Thursday, May 22, 2014

The Manchester Millyard ... the Biggest Permanent Lego Installation in the World!



The basement of 200 Bedford Street in Manchester, New Hampshire houses the Millyard Museum operated by the Manchester Historic Association.  If you are a local history buff there is another sight in the same building you don't want to miss.  The SEE Science Center is located on the fourth floor, a family space for exploring science and engineering.  Inside the SEE is the world's largest permanent Lego installation representing a huge version of Manchester's Amoskeag Millyard.  This Lego project was made out of over three million Lego bricks by a force of volunteers over several years, 2004 to 2006.  All the bricks are regular Legos that are available to anyone, none were specially made for the project.
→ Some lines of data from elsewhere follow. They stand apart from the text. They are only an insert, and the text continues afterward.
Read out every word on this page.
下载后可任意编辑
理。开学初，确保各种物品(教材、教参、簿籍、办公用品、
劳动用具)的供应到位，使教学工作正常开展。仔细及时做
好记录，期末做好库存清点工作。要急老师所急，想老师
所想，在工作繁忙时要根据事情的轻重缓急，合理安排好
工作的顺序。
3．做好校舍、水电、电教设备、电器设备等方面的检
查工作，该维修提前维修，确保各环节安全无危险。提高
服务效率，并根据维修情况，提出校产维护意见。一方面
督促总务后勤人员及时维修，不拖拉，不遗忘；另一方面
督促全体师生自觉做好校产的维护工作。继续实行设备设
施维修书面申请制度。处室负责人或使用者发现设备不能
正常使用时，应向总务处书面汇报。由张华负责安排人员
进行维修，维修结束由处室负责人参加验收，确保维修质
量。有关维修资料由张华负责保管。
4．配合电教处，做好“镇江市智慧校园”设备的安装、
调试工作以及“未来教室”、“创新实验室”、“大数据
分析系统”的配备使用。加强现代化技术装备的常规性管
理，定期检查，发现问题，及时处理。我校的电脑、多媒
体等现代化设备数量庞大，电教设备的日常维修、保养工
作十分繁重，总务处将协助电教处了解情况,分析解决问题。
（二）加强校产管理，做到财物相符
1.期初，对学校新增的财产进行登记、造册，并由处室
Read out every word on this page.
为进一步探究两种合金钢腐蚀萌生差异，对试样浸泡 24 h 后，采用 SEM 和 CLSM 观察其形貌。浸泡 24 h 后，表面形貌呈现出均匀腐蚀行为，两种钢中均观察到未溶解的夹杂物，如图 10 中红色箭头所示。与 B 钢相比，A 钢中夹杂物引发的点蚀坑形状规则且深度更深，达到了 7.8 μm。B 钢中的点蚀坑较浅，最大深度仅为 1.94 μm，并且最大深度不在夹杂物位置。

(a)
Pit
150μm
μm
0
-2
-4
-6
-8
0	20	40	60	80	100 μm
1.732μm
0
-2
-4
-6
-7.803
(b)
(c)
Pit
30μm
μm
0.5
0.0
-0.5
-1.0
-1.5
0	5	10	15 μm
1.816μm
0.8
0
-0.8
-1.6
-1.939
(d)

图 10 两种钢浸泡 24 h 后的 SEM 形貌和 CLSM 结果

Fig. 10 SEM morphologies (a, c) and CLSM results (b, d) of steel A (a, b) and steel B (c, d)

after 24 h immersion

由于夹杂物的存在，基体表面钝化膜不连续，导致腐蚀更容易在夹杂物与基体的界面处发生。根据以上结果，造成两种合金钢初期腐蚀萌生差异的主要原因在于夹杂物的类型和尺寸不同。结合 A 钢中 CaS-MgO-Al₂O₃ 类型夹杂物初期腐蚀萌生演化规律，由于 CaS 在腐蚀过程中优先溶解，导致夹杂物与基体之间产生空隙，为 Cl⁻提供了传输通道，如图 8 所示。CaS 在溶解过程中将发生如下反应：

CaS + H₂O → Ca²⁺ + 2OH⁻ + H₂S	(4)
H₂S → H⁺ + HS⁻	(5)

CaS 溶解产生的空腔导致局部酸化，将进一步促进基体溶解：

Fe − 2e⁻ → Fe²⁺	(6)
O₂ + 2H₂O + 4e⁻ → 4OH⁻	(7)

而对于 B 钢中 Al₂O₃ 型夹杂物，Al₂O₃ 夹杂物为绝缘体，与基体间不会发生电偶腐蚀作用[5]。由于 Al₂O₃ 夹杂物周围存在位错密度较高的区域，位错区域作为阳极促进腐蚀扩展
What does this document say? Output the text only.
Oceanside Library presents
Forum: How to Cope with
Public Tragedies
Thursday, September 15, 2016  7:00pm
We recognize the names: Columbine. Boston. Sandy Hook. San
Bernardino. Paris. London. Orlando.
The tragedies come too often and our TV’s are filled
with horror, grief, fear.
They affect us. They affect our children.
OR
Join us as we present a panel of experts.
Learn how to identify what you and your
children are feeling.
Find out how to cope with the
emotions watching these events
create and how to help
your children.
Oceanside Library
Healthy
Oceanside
Workers leaving the Amoskeag main gate

The Lego Millyard Project portrays the year 1900, complete with buildings, bridges and canals that no longer exist.  The mini Manchester also has over 8,000 mini figures, all in appropriate costume representing millworkers, towns people, construction crews, pedestrians and other characters. If you look carefully you will see many little stories being played out in the scene.  I found robbers breaking into a bank, a politician paying off two cops in an alleyway, a mill worker with a broom chasing a rat in the weaving room, and a barbershop quartet.  If you go to visit, tell me what other little jokes and stories you see in the Lego Millyard.

Manchester City Hall

I was told that if all the Lego bricks in this project were lined up, they would reach from Manchester to Boston and all the way back!  That is a distance of about 55 miles each way.

This historic bridge must have taken a lot of engineering to replicate in Lego bricks!
At its peak the Amoskeag Millyard in Manchester employed over 17,000 people and was the largest millyard in the world.  The millyard started in 1826 with the Bell Mill producing textiles, and was expanded with more manufacturing, boarding houses, stores and canals.  The Merrimack River supplied the power for everything, as trains brought in the raw cotton and wool and left with finished cloth and textiles.  The water power ran the looms, foundries and machine shops. On Christmas Eve 1935 the Amoskeag Manufacturing company declared bankruptcy and closed its doors, plunging the city into the darkest days of the depression.

Rows of boarding houses behind the manufacturing mills

Today the millyard is used by local businesses, universities, radio and television stations, restaurants, offices and even luxury condominiums and apartments. One of the entrepreneurs who based his business here was Dean Kamen.  The SEE museum was founded by Kamen, and his additional connections with the FIRST (For Inspiration and Recognition of Science and Technology) organization, the Lego company and with hundreds of volunteers led to the creation of the Lego Millyard Project.  You may know Dean Kamen as the inventor of the Segway, and the creator of many medical devices and water purification units that have changed the lives of people around the world.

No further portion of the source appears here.